Friday, October 12, 2012

Jennifer 8. Lee vs Full Disclosure

Earlier this week, digital publishing evangelist Jennifer 8. Lee had an opinion piece published in The Seattle Times. The article appeared just prior to the Frankfurt Book Fair, an event where small, medium, and big-league international publishing insiders buy, sell, or trade assets as well as gain (hopefully) useful information. Lee's piece doesn't say anything new or illuminating about the publishing biz. However, the article's appearance, and what it does not say, are curious. Let me elaborate.

Seattle is home base for Amazon, far and away the most disruptive force in publishing's often insular world. What goes uncited in Lee's piece is her enterprise's connection to Amazon, even though the Seattle-based firm is mentioned twice in the story.
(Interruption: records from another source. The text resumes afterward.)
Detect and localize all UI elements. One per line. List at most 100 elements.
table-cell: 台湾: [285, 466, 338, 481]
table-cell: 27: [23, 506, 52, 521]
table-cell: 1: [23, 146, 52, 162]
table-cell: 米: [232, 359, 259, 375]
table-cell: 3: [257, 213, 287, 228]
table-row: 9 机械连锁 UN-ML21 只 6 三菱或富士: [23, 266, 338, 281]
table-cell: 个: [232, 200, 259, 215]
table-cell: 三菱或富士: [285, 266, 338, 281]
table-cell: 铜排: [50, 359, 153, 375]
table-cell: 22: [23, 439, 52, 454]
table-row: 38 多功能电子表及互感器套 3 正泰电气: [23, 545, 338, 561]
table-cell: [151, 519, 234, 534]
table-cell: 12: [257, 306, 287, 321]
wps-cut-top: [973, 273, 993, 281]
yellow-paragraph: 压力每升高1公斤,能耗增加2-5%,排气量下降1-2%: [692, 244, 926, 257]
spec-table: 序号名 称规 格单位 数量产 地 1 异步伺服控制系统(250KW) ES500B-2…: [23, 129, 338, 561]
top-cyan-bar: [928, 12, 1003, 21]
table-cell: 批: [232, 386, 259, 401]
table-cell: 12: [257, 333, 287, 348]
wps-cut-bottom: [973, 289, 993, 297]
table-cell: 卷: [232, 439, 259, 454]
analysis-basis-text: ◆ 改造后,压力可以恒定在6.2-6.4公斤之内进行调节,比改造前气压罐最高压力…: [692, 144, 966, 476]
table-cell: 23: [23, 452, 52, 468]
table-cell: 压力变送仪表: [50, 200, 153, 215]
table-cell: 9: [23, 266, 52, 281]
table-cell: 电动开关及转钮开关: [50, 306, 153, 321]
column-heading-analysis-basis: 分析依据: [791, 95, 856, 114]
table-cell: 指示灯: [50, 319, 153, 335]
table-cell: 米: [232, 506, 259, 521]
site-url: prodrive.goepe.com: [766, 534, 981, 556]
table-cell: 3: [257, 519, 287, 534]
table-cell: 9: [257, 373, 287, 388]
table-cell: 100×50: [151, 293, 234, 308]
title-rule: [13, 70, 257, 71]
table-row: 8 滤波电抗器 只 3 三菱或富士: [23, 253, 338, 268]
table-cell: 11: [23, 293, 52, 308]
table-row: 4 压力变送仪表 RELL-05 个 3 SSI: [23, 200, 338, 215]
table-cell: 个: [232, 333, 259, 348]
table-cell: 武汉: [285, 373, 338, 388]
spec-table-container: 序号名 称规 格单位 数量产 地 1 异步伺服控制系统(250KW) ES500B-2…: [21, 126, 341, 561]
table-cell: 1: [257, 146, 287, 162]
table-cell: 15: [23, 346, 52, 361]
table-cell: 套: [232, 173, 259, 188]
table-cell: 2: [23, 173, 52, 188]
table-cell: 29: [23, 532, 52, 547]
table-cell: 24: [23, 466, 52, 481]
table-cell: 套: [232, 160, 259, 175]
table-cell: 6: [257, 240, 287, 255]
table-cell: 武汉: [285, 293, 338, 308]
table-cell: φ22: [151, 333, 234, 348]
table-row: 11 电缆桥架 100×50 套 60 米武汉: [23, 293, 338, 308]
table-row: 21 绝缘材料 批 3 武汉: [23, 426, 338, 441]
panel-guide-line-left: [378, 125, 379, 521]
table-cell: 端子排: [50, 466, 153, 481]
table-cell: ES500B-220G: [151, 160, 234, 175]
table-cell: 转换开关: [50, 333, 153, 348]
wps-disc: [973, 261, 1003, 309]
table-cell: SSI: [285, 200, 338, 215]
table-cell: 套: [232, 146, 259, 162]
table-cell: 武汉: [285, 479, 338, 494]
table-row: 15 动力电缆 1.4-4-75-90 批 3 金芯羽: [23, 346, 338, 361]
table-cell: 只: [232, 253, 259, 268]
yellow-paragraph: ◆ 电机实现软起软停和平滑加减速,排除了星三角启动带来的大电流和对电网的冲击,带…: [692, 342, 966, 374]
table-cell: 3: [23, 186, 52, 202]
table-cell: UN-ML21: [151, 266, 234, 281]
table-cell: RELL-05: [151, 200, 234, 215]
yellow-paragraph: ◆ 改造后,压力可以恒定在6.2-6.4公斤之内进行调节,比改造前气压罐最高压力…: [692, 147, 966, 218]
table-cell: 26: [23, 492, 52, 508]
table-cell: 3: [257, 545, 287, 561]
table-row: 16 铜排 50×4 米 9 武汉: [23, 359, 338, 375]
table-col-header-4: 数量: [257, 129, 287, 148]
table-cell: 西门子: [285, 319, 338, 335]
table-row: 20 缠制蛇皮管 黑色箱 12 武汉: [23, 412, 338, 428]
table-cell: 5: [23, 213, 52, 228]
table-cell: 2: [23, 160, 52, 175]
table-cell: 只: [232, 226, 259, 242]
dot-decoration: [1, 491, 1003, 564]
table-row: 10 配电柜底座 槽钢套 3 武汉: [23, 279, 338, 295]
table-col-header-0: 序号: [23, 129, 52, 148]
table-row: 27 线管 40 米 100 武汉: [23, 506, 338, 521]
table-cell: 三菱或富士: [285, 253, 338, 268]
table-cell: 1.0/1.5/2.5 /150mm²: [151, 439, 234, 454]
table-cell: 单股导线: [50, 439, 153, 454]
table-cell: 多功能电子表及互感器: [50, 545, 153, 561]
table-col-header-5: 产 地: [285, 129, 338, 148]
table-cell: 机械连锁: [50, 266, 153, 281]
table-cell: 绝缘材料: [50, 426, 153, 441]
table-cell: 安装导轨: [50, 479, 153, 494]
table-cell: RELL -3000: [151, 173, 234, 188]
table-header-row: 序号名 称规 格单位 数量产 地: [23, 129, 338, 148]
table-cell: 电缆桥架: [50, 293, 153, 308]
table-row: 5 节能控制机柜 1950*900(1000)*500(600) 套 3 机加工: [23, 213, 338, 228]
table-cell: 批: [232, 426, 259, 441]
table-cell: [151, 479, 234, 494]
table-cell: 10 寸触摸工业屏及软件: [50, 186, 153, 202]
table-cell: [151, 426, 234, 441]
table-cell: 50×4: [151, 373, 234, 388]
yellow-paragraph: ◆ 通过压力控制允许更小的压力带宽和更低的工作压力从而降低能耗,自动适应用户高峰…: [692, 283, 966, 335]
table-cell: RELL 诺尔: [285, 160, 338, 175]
Lee co-founded and runs a self-defined "literary studio" called Plympton. Its vision, according to Plympton's website, is to reinvent "how people experience literature by combining serialized fiction and digital platforms." A little over a month ago, Amazon CEO Jeff Bezos launched a line of serialized fiction books that would appear on -- drumroll, please -- Kindle gadgets. Three of the ten titles were from Plympton's stable of assets. Supposedly, according to a Boston Globe story, Plympton and Amazon inked the deal 24 hours before Bezos announced it before a very high-profile audience in Santa Monica. Some have strongly doubted the public version of this story, specifically noting that Amazon's profound lust for secrecy and control would have ruled out any initiative that hadn't been thoroughly calculated for intention and impact.

Lee's Seattle Times opinion piece doesn't mention the Amazon-Plympton dots, never mind bother to connect them. This disingenuous stance, from a former New York Times technology writer, makes me wary of the writer's intention. Just what was the point of this piece? Who was its target? (C'mon, you know in your heart it wasn't the subscribers of The Seattle Times.) According to the thumbnail bio at the end of the piece, she "splits her time between Boston, San Francisco and New York." Hmmm.....no second home in The Emerald City.

There are many unanswered questions in the publishing world. These are just a few of them.